The difficulty of keeping animals in captivity.

I suppose then you're grouping difficult to keep animals based on how long we can keep them, with ones we can keep long-term with some difficulty, ones we can only keep temporarily, and ones we can't keep at all.
Yes, that's the general idea.
 
  • The no-no ones: doesn't matter what you do, they'll die in a few days or hours. Ex: Narwhals (they will die out of stress).

Maybe you should do some more research before starting a thread. Within two minute research at Zootierliste you could have found out, that a narwahl was kept for 4 months at Vancouver Aquarium back in 1970. Therefore the species would be a contender for your second category.

With the exception of large marine animals like baleen whales, i still believe that every animal can be kept under human care. For many species there is still the problem, that we simply have to less knowledge to keep them alive right now. Other problems may be money or the source of animals, that aren't present at zoos yet. Quite a bunch of species kept nowadays where believed to be impossible to keep a few decades ago.
 
Maybe you should do some more research before starting a thread. Within two minute research at Zootierliste you could have found out, that a narwahl was kept for 4 months at Vancouver Aquarium back in 1970. Therefore the species would be a contender for your second category.

With the exception of large marine animals like baleen whales, i still believe that every animal can be kept under human care.
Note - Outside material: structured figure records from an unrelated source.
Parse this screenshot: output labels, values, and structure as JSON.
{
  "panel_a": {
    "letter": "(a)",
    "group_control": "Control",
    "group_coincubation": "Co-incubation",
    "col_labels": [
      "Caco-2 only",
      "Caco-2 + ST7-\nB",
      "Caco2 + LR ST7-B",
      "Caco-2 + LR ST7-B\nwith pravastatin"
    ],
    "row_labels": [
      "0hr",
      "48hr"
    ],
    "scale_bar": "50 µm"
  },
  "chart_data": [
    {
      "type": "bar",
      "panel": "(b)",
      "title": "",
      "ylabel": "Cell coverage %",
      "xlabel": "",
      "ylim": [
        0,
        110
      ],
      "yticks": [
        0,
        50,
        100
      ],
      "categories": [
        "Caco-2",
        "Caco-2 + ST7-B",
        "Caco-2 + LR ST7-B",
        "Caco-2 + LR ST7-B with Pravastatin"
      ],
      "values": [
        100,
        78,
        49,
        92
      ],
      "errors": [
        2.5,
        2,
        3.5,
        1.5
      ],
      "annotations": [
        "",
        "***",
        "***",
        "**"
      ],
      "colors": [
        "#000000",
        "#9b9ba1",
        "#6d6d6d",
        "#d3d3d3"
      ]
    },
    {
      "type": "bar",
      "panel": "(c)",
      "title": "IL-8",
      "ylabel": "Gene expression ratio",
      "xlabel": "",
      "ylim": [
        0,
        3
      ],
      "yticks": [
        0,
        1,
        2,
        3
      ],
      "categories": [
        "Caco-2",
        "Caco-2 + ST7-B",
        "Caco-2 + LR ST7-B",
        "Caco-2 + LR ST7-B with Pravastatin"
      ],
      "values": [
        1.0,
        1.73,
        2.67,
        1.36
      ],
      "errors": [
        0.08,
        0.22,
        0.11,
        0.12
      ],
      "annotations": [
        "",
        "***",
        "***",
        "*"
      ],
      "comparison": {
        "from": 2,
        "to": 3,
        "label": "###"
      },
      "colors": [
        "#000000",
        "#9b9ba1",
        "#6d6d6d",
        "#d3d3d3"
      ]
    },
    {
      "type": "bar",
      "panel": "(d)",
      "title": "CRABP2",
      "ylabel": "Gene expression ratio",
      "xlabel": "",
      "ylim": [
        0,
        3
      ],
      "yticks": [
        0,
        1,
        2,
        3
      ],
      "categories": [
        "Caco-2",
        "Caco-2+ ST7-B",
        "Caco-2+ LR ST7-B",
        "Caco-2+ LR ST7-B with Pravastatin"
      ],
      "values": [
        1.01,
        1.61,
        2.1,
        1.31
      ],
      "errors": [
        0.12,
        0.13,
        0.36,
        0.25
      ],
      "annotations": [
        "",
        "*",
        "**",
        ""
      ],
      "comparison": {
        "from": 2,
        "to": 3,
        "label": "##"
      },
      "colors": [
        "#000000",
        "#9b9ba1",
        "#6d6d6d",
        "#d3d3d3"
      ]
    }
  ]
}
For many species there is still the problem, that we simply have to less knowledge to keep them alive right now. Other problems may be money or the source of animals, that aren't present at zoos yet. Quite a bunch of species kept nowadays where believed to be impossible to keep a few decades ago.
@remar maybe the "no-no" category would include also months, but the general idea is that the animal will die under human care. I agree with you that most animals could theoretically be taken under human care, and would love that the thread could talk also about that!
 
Sorry for a double post, but zootierliste says that both SeaWorld SD (U.S) and Izu Mitu Sea Paradise (Japan) had in the past common minke whales! It says that the SeaWorld specimen died the day after the facility had rescued it. But the specimen at Izu Mitu Sea Paradise almost lasted a whole year, which is quite outstanding. The facility had the species in 1955, so I can imagine if the specimen would have lasted longer if the situation had occurred in the present day!